Anesthetize the hallux with local infiltration of 1% plain xylocaine in a standard ring block fashion. Then swab the nail with isopropyl alcohol. One would exsanguinate the digit with a 1/2 inch Penrose drain wrapping from the apex to the base of the toe in a winding, overlapping fashion. Secure it at the base of the toe with a hemostat. Free the offending nail border from its soft tissue attachments with an elevator and cut it with an English anvil nail splitter and a #62 or #64 blade. Proceed to remove the nail plate with a hemostat. Excise any exuberant granulation tissue present along the periungual area.

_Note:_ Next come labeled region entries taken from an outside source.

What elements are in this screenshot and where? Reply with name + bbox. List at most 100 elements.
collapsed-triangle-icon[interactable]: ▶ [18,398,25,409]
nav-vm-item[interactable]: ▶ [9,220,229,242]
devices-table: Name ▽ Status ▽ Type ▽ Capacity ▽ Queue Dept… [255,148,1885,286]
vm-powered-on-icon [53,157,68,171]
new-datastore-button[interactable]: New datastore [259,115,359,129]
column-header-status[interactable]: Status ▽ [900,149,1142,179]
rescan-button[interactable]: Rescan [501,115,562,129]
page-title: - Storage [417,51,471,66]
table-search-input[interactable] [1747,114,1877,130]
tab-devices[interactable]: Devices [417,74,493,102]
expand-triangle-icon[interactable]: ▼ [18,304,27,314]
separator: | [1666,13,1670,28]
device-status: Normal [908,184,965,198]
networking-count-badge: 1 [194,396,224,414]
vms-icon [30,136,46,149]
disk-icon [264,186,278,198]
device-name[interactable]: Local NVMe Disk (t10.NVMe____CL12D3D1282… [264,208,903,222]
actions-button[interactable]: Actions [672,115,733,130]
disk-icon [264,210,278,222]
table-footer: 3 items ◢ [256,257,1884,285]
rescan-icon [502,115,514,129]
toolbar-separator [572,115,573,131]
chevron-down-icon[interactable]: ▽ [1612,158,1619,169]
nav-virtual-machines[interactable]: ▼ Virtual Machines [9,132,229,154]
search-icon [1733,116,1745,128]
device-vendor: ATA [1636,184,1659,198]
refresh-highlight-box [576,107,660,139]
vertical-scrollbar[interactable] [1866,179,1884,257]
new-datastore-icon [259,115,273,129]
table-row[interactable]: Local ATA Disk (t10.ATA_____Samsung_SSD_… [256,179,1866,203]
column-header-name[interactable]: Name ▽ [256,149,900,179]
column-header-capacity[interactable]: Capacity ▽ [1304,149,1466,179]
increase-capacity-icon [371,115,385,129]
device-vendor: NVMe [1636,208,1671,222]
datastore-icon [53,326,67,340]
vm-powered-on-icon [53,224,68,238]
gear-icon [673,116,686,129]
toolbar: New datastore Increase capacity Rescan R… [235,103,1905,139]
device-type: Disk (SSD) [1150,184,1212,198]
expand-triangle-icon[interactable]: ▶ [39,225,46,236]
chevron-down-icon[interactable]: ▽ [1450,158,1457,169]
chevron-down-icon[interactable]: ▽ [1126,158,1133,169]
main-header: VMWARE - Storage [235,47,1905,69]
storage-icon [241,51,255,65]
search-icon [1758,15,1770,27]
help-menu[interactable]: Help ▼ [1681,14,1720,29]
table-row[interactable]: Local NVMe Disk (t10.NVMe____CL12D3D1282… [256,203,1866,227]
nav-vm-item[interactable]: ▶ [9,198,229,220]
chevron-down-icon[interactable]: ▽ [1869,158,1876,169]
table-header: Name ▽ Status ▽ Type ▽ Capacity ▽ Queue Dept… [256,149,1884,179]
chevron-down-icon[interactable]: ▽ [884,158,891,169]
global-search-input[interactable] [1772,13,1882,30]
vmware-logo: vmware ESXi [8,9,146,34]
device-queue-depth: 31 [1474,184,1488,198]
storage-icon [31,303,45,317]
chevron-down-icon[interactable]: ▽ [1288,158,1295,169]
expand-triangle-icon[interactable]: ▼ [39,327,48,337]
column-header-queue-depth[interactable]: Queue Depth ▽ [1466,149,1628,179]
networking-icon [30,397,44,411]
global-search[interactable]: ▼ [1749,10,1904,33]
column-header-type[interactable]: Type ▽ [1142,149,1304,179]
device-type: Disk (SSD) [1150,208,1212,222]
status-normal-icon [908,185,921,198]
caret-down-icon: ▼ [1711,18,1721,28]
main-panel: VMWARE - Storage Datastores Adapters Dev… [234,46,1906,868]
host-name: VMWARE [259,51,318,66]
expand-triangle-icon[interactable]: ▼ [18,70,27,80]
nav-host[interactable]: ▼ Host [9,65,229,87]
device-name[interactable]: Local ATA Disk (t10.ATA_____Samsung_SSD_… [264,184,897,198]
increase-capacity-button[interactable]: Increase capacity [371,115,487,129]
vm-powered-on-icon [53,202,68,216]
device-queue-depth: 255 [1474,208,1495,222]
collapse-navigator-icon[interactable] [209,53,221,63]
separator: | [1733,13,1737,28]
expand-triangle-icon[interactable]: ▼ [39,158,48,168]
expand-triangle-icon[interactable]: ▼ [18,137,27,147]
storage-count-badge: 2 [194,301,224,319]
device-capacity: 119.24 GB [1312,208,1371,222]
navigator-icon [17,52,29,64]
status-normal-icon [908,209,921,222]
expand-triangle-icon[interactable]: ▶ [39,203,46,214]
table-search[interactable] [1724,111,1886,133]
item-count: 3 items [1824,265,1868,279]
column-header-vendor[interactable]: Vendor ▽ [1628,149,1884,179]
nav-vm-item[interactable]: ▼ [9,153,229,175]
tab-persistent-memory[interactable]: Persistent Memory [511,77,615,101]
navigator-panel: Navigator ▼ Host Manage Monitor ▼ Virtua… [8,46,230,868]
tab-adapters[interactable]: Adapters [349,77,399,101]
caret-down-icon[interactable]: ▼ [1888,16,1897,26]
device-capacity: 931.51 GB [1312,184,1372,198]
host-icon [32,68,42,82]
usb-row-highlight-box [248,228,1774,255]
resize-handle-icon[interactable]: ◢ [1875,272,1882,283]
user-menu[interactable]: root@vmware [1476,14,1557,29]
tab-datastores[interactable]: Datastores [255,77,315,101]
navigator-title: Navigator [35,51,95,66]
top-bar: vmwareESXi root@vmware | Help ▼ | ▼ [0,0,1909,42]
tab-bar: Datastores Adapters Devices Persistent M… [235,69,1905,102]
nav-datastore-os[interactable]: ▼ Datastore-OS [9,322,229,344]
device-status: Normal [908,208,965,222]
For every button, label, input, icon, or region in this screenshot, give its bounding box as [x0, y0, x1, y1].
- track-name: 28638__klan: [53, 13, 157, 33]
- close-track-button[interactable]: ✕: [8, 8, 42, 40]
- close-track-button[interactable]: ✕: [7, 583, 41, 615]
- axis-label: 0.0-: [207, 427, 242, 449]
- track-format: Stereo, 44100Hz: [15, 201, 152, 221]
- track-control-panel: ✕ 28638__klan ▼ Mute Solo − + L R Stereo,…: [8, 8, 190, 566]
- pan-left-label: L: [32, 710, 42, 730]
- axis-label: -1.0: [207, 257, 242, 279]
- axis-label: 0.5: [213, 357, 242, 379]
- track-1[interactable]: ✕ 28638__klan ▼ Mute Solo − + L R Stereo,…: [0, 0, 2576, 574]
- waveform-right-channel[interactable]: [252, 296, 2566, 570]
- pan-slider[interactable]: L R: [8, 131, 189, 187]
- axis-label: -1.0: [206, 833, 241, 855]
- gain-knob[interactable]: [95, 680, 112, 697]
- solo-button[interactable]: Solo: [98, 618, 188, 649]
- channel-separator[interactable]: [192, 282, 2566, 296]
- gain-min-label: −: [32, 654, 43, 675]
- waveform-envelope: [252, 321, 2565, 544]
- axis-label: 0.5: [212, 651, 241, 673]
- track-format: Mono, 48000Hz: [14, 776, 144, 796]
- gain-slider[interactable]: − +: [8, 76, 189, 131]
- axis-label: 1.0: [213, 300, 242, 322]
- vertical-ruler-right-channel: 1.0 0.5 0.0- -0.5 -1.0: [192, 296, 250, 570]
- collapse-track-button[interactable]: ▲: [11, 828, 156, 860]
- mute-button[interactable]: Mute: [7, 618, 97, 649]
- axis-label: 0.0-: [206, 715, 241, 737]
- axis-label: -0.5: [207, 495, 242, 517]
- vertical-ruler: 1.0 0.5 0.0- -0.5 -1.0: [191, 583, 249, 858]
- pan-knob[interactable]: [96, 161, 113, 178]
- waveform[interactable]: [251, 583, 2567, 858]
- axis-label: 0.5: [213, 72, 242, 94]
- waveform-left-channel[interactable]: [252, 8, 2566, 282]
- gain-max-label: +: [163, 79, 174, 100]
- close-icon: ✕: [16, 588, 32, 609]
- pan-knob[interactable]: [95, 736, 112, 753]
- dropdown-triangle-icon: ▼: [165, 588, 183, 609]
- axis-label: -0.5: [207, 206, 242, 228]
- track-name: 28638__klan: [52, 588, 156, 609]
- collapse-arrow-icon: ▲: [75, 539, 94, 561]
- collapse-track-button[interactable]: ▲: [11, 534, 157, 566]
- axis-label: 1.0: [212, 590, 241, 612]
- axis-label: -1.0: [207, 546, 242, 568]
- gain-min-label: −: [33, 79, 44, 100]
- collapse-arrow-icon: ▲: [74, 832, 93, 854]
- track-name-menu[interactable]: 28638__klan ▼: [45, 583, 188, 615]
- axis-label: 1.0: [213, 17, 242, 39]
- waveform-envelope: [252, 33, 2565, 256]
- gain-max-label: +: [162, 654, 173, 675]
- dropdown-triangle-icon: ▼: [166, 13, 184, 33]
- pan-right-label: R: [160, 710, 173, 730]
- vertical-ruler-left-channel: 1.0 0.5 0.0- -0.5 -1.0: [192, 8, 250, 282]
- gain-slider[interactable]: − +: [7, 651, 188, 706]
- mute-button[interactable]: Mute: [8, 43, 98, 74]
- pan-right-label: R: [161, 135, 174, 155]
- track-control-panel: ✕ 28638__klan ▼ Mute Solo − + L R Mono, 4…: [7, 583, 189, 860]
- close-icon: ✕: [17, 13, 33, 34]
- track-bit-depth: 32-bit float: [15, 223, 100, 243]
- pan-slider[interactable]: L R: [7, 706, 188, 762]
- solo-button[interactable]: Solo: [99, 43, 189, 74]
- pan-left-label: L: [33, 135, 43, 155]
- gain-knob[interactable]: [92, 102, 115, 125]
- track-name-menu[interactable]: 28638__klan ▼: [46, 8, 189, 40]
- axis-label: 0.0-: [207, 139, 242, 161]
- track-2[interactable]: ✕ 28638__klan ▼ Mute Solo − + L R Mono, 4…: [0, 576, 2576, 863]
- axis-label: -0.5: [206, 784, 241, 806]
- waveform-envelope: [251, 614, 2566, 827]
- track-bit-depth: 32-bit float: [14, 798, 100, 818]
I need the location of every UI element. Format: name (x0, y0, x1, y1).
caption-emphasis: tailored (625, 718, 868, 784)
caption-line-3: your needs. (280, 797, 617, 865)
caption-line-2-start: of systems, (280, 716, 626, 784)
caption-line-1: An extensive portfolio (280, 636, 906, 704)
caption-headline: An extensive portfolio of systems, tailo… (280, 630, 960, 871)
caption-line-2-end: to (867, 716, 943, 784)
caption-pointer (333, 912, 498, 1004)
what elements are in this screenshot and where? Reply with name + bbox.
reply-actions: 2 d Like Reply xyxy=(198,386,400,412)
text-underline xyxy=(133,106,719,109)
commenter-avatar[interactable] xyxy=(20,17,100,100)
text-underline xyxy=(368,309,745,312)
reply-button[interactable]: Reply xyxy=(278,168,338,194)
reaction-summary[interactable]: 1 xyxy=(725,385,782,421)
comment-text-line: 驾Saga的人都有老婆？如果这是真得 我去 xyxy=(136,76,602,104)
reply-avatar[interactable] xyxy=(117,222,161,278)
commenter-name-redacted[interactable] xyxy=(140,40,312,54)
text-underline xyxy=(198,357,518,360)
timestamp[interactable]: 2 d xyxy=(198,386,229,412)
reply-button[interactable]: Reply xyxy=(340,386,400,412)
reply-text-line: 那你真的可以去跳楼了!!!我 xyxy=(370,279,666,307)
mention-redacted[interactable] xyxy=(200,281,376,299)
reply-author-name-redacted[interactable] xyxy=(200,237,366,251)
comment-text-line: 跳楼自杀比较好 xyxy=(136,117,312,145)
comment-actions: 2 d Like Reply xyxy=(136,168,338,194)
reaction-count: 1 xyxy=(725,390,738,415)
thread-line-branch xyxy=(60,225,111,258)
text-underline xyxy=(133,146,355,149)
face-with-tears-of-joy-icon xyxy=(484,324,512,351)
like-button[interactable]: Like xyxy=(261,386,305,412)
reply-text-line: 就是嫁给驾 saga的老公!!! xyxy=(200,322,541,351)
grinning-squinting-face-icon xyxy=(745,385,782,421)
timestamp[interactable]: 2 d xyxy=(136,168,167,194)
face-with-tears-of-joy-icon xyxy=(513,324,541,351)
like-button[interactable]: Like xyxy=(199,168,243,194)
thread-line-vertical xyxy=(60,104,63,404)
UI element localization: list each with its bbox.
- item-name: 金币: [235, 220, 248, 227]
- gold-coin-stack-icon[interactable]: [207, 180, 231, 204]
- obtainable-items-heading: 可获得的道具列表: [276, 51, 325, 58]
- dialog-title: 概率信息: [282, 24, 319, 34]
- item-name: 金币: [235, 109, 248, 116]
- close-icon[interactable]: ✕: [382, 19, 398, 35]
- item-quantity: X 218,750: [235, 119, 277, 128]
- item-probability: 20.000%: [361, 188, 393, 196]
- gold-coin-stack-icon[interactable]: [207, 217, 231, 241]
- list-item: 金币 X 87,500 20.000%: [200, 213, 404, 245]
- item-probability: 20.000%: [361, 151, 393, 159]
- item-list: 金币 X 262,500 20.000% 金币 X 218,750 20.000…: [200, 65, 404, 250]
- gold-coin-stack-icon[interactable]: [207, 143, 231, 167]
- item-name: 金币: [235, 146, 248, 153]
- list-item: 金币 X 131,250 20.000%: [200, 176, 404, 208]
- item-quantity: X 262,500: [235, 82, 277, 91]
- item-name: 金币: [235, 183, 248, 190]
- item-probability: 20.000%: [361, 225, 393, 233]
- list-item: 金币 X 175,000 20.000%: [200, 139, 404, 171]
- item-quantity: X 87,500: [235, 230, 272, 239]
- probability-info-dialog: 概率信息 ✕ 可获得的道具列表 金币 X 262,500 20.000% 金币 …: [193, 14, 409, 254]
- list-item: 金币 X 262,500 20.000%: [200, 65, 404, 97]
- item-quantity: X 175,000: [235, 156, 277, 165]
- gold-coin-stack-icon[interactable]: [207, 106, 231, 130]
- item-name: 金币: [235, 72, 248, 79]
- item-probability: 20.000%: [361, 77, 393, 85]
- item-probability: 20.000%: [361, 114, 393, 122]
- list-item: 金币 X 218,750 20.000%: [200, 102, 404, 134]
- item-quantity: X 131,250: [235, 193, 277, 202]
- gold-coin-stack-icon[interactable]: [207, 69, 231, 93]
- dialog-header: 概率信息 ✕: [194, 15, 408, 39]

Using narrow cotton swabs, proceed to apply three applications of 89% phenol to the nail matrix for approximately 30 seconds each. Take care to hold the swabs at a 45-degree angle to the skin in order to avoid exposure of the nail bed to the phenol. Release the tourniquet. Then dress the nail groove with plain 2 X 2 inch gauze and a self-adherent bandage.
In regard to the follow-up visit, the patient should return four to seven days later. The patient removes the dressing two to three days after the procedure at home. Instruct patients to cleanse the nail bed in the shower or bath per their normal routine and to apply a band-aid over the toe. The postoperative care will vary from one clinician to another.